A different indicator that captures this semiotic ‘meaning’ of economic statistics is the consumer confidence index. For economists the CCI is scrutinized because consumption drives the American economy. For political scientists it is important because since its inception in the late 1960s, the CCI has provided a perfect predictor of presidential elections. The average CCI when incumbent presidents win is 95. When they lose, the average is 75. According to the Conference Board who have researched and published this all-powerful indicator, the CCI has risen recently, from 61.3 in August to 70.3 in September. If this number continues to rise, ceteris paribus, Obama may win re-election.

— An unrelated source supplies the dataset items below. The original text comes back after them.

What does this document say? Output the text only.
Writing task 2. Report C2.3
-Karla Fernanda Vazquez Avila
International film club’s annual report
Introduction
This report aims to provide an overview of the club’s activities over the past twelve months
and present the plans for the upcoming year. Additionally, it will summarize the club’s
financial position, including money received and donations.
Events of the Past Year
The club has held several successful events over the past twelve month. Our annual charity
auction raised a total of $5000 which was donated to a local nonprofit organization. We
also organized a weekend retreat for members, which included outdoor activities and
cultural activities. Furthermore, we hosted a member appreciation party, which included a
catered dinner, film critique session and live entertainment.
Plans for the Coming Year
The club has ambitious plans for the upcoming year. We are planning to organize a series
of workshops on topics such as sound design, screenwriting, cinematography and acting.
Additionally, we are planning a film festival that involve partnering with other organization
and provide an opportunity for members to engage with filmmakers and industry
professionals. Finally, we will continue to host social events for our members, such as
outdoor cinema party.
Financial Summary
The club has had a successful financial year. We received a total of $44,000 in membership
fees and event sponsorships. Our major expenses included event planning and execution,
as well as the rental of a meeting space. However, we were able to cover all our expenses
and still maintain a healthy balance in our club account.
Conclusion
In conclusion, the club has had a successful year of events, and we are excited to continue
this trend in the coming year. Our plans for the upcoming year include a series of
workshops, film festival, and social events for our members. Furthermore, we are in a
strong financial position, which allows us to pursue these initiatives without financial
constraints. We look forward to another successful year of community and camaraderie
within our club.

Now, considering that consumer perceptions about the economy are such a good indicator of voting behavior, wouldn’t it be ideal if those mass perceptions were grounded in reality? Wouldn’t it be important for consumers to have an accurate perception? Moreover, would it not be an important function of television debates watched by larger audiences than almost any national political event to concentrate upon these issues? Notwithstanding the shoddy quality of discourse, the low level of information, and disagreement about the facts, and the ideological filters through which all of that is processed by the partisan audiences, it must still be considered an important function of presidential debates for each side to outline its actual policy platform. Unfortunately, in a format where style counts more than substance, it may be the case that the presidential debates mattered less than they should have.